The policy, which offers a range of incentives and support measures, aims to attract global companies to set up GCCs in the state. According to Nasscom, the policy’s focus on providing capital and operating support, simplifying approvals, and backing people and research through internships and job-readiness support is a step in the right direction.

“Haryana’s draft GCC policy arrives at the right time and, with a few precise choices, can be an execution benchmark that complements India’s wider story,” Nasscom said in a statement.
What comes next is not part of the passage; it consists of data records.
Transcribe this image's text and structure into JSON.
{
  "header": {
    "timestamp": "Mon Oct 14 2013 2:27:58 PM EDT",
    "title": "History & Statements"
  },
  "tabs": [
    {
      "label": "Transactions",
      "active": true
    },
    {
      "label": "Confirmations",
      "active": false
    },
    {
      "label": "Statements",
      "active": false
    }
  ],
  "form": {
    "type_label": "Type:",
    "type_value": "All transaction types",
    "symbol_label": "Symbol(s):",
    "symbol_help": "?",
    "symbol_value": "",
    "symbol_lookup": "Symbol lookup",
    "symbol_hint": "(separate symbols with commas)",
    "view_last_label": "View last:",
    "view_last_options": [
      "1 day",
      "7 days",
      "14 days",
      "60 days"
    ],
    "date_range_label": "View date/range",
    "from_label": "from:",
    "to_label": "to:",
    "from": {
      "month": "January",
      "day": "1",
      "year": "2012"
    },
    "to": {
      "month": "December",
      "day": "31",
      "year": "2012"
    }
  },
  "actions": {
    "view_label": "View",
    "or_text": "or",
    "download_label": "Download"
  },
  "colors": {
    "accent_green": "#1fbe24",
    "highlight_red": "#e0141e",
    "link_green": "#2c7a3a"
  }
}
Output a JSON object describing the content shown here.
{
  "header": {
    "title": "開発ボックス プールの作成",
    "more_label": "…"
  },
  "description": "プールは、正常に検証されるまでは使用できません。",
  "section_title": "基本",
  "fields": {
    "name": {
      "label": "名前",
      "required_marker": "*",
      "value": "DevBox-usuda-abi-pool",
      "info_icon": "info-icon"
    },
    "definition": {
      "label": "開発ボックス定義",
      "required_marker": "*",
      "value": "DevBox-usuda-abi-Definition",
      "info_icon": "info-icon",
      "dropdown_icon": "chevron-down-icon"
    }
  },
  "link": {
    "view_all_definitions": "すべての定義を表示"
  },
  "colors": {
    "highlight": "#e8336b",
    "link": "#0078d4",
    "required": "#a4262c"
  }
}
The policy’s key features include:

  • Capital and operating support: Capital and operating support, paired with clear eligibility criteria and ceilings, covers practical areas such as rent, electricity duty, property tax and recognised green certification.
  • Simplified approvals: Through single-window routes and time-bound clearances, with an enabling stance on women’s safety during night shifts.
  • Talent development: Through internship and job-readiness support, public and private training centres with industry bodies and recognition and support for research and development centres and incubators.

The strongest differentiator is role-ready talent. Haryana should build on platforms already in place. The MeitY–Nasscom Centre of Excellence for IoT and AI in Gurugram and the Nasscom 10000 Startups facility at the HARTRON campus connect real problem statements with founders, mentors and enterprise users. SSC Nasscom and FutureSkills Prime provide standards and learning pathways that employers recognise. 

“The state should take a policy view that standing orders in their present form are not to be applied to the GCC and the broader IT-ITES sector and clarify that permissions under the Contract Labour regime are not linked to standing orders. When the labour codes are notified, Haryana can align with the model standing orders that are designed for service-sector operations so employers and employees have a clear, modern footing,” Nasscom said.

Time-bound approvals and transparent disbursements form the cornerstone of credibility. Alongside those, a brief, state-hosted readiness note on park capacity and service levels, drawn from existing estate updates, will help programmes plan fit-outs and expansions with confidence.